President’s Message

President’s Message: Happy New Year!

AALS President Wendy Purdue
By Wendy Perdue, AALS President and Dean, University of Richmond School of Law

Happy academic new year! August and September are marked by the arrival of new students and the energy and excitement they bring. Each year at this time, deans and faculty hone their message of welcome. Some years we focus on the broad range of opportunities that a law degree offers; other years our welcome is filled with advice on how students can get the most from their education. This year, though, my focus will be more external: reminding our students of the role of lawyers in our society and the expectations that go with that role. From an informal survey of fellow deans, it sounds as though many others are planning to emphasize a similar theme.

The following is a brief version of my message to students.

To the class of 2021, welcome. You are in for an exciting and challenging education that we hope will provide the opportunity for an equally exciting and challenging career. Your education here will be transformative: You will acquire new knowledge and skills that will open your mind and open doors. And your education will enable you to transform the world. You’ll soon find that law is the connective tissue of our social order. It structures everything from our most intimate family relationships to our most public political processes. Your legal education will enable you to be doctors of our social lives. People will turn to you for help both in their private affairs and their public interactions. When our democracy is ailing, it is lawyers who can, like doctors at an accident scene, step in to assist.

Becoming a JD–a doctor of laws–will require not only that you study hard, but also that you approach your studies with an openness and curiosity. Reading cases in law school is our equivalent of the human anatomy lab. You will be exposed to the hidden structures of our legal systems, and some of what you see will be beautiful and inspiring while some will seem to you ugly and pathological. But like a good doctor, you must try to understand it all. Do not isolate yourself from views that you disagree with. Engage, listen, and learn.
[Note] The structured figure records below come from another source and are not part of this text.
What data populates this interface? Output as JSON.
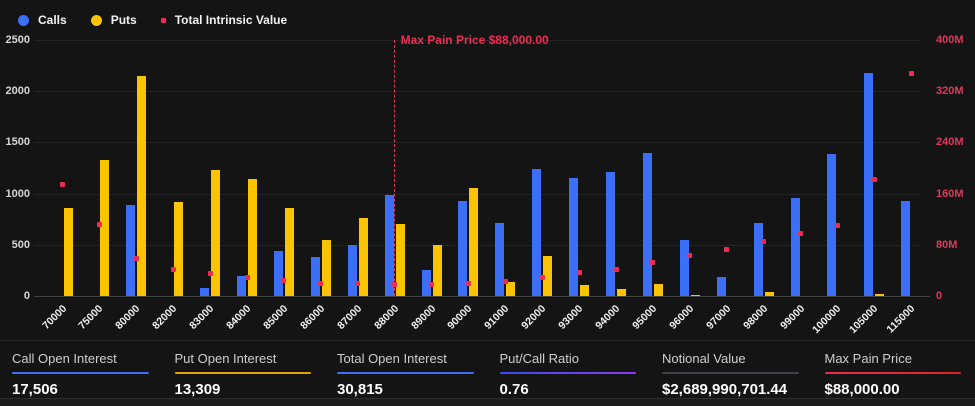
{
  "colors": {
    "background": "#141414",
    "calls": "#3c6ff7",
    "puts": "#fcc400",
    "intrinsic": "#ee2b57",
    "axis_pink": "#d93a5c",
    "max_pain_line": "#e8315b",
    "max_pain_text": "#ee2d55"
  },
  "legend": [
    {
      "label": "Calls",
      "marker": "circle",
      "color": "#3c6ff7"
    },
    {
      "label": "Puts",
      "marker": "circle",
      "color": "#fcc400"
    },
    {
      "label": "Total Intrinsic Value",
      "marker": "square",
      "color": "#ee2b57"
    }
  ],
  "chart_data": {
    "type": "bar",
    "categories": [
      "70000",
      "75000",
      "80000",
      "82000",
      "83000",
      "84000",
      "85000",
      "86000",
      "87000",
      "88000",
      "89000",
      "90000",
      "91000",
      "92000",
      "93000",
      "94000",
      "95000",
      "96000",
      "97000",
      "98000",
      "99000",
      "100000",
      "105000",
      "115000"
    ],
    "series": [
      {
        "name": "Calls",
        "type": "bar",
        "axis": "left",
        "color": "#3c6ff7",
        "values": [
          0,
          0,
          890,
          0,
          75,
          200,
          440,
          380,
          495,
          990,
          255,
          930,
          710,
          1240,
          1150,
          1210,
          1395,
          545,
          190,
          710,
          960,
          1385,
          2175,
          925
        ]
      },
      {
        "name": "Puts",
        "type": "bar",
        "axis": "left",
        "color": "#fcc400",
        "values": [
          860,
          1330,
          2150,
          920,
          1230,
          1140,
          860,
          545,
          765,
          705,
          500,
          1050,
          140,
          395,
          110,
          70,
          115,
          10,
          0,
          40,
          0,
          0,
          15,
          0
        ]
      },
      {
        "name": "Total Intrinsic Value",
        "type": "scatter",
        "axis": "right",
        "color": "#ee2b57",
        "values_millions": [
          175,
          112,
          58,
          41,
          35,
          29,
          24,
          20,
          19,
          18,
          18,
          19,
          22,
          29,
          36,
          42,
          52,
          64,
          73,
          85,
          97,
          110,
          182,
          347
        ]
      }
    ],
    "left_axis": {
      "ticks": [
        0,
        500,
        1000,
        1500,
        2000,
        2500
      ],
      "max": 2500
    },
    "right_axis": {
      "tick_labels": [
        "0",
        "80M",
        "160M",
        "240M",
        "320M",
        "400M"
      ],
      "tick_values_millions": [
        0,
        80,
        160,
        240,
        320,
        400
      ],
      "max_millions": 400
    },
    "annotation": {
      "label": "Max Pain Price $88,000.00",
      "category": "88000"
    },
    "grid": true,
    "legend_position": "top-left"
  },
  "stats": [
    {
      "label": "Call Open Interest",
      "value": "17,506",
      "underline": "#3c6ff7",
      "underline2": "#3c6ff7"
    },
    {
      "label": "Put Open Interest",
      "value": "13,309",
      "underline": "#e0a508",
      "underline2": "#e0a508"
    },
    {
      "label": "Total Open Interest",
      "value": "30,815",
      "underline": "#3c6ff7",
      "underline2": "#3c6ff7"
    },
    {
      "label": "Put/Call Ratio",
      "value": "0.76",
      "underline": "#3b4df0",
      "underline2": "#8a3bf0"
    },
    {
      "label": "Notional Value",
      "value": "$2,689,990,701.44",
      "underline": "#3e434b",
      "underline2": "#3e434b"
    },
    {
      "label": "Max Pain Price",
      "value": "$88,000.00",
      "underline": "#ef2a52",
      "underline2": "#e02424"
    }
  ]
}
You are all no doubt excited about what awaits you, and maybe a bit apprehensive, too. You should know that your faculty and staff feel the same. We are excited to get to know you and to watch you develop your professional knowledge and skills. Like you, we may be a bit apprehensive—though for different reasons. We know that we are educating the lawyers who will shape our world for the next 40 years, and we know that world will be filled with challenges. We will need leaders and peacemakers. We will need fierce advocates for change and those who can help us maintain stability. We will need innovators who find solutions to our legal problems and who can also see the problems with our legal solutions. And we will need lawyers who can do all of this with dignity and civility.

In short, we are counting on you to assure the health of our social order and our democracy. That’s what lawyers do. It is an awesome responsibility but one that we are excited to help you prepare for. The world needs doctors and it needs juris doctors too. Welcome to the beginning of this journey of transformation.